幸いに転倒は避けられたが、弊害も生まれた。密着した態勢になったので、レヴィの男らしからぬ華奢な体の感触をダイレクトに感じてしまっていた。
(か、軽い上に見た目よりも細いっ。もうこれは下手な女より女っぽい体つきなんじゃないのかっ?そ、それに何だか良い香りも仄かにするような……って、変態か私はっ!?)
思わず香しい体臭を嗅いでしまい、頭を振って正気を取り戻そうとしたがその努力も次の瞬間には無駄に終わった。

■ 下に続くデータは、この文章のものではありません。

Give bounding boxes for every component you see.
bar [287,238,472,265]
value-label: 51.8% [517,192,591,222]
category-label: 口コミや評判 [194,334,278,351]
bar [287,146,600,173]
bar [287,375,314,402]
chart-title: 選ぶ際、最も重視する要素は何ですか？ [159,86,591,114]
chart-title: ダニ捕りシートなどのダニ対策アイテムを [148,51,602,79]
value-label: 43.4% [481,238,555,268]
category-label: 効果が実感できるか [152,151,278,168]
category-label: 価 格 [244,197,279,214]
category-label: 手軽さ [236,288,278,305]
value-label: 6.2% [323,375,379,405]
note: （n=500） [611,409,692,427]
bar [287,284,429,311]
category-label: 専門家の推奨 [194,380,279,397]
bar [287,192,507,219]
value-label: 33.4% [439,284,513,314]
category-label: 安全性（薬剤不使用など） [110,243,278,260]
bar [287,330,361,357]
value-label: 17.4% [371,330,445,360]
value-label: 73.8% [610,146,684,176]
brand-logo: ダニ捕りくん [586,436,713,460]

「す、すいません、お手を煩わせてしまって……けど、こうしてるとライラットさんの体って本当に逞しくて素敵ですよね。ぼくも鍛えてこういう筋肉を付けたいって思ってるんですけど、なかなか上手くいかなくて、えへへ♪」
割れた腹筋を指先でなぞりながら、見上げる姿勢でこちらに向けてくる爽やかスマイル。異性との付き合い自体が乏しいお陰でライラットの精神値は吹っ切れて、脳がオーバーヒートした。
「はきゅうっ!?……がくっ」
「え、えっ?ど、どうしちゃったんですか、ライラットさんっ、しっかりしてください~っ」
火が出そうなぐらいに顔を真っ赤にさせた後、ライラットが仰向けにぶっ倒れてレヴィが慌てて介抱する珍事がギルド内で起こる。
その一部始終を見ていたミーティアが一言。
「……やっぱ、あかんわアレは。いつか色々と爆発しちゃうかもしんない」
ライラット撃沈、乙。レヴィの可愛さには勝てなかった……うんこの時までは可愛いもんなんです、この時までは。